Eero is pretty good. it has both 2.4 and 5 ghz. mesh networking, with ethernet backhaul, so you get super strong signal everywhere. including the bathrooms lol. easy to set up as seen here [https://youtu.be/ooGnTxTXmRg](https://youtu.be/ooGnTxTXmRg)

Reddit IconJust_Cupcake_4669
6 months ago

Personally, I don't think the privacy fair is a big deal in the Asus. You don't actually have to use the AI protection (which is the trend micro part) and honestly you probably don't need to, given what you're describing. However, there may be sometime better: "Not looking for poweruser/enterprise solutions, just something that works out of the box for heavy normie use." Your use case is literally what Eero is made for. It's now owned by Amazon and just works out of the box--and works really well. The downside? You can't do very much power user/Enterprise things. I have been struggling with Asus Wi-Fi for a few years and bought the Eero's on a black Friday sale to try. I get great signal strength everywhere I need it, and then some.

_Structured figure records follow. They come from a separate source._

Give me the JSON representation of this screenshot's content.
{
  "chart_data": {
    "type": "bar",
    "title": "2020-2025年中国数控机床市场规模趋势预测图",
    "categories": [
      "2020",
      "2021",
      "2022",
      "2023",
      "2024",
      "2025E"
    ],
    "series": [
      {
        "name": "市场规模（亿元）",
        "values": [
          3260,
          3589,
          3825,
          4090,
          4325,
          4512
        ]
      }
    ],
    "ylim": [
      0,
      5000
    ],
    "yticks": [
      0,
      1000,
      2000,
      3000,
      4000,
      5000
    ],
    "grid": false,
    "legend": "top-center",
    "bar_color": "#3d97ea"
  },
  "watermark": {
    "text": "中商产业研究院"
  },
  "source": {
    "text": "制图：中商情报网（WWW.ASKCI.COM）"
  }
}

I'm only frustrated with it, because I do need/want power user features. However I am debating just letting it be, because it works so well. You'll probably be ok with just one Eero unit, but you can always add super easily down the road, if you need to. With one LAN device, you're covered with one Eero. Any more on top of that, and you'll also need a cheap switch to add ports. Look at either the Eero 7 or Eero 7 Pro. Good luck!

5 months ago

If you're looking at mainstream consumer cameras, yes. Unifi had the added benefit of also being able to directly manage and save video feeds from prosumer cameras that can run locally. I'll also second that you don't need to worry about complexity with Unifi. It can be straightforward unless (or until someday you decide) you want more complexity. It will grow with you. Edit to add that Eero is definitely the easiest to setup/deploy, but comes at a high price point with limitations that you may not like down the road. You can only temporarily restrict radio bands (2.4/5 GHz). You can't have more than one primary, and one guest network. You also have to pay for many security features or network monitoring features. With Unifi, you can start with perhaps their UDR7 as a combo gateway/access point, and expand with an many U7 Lites or similar, if you find you need more coverage. That might work out cheaper than the Eero, depending on what area you're trying to cover.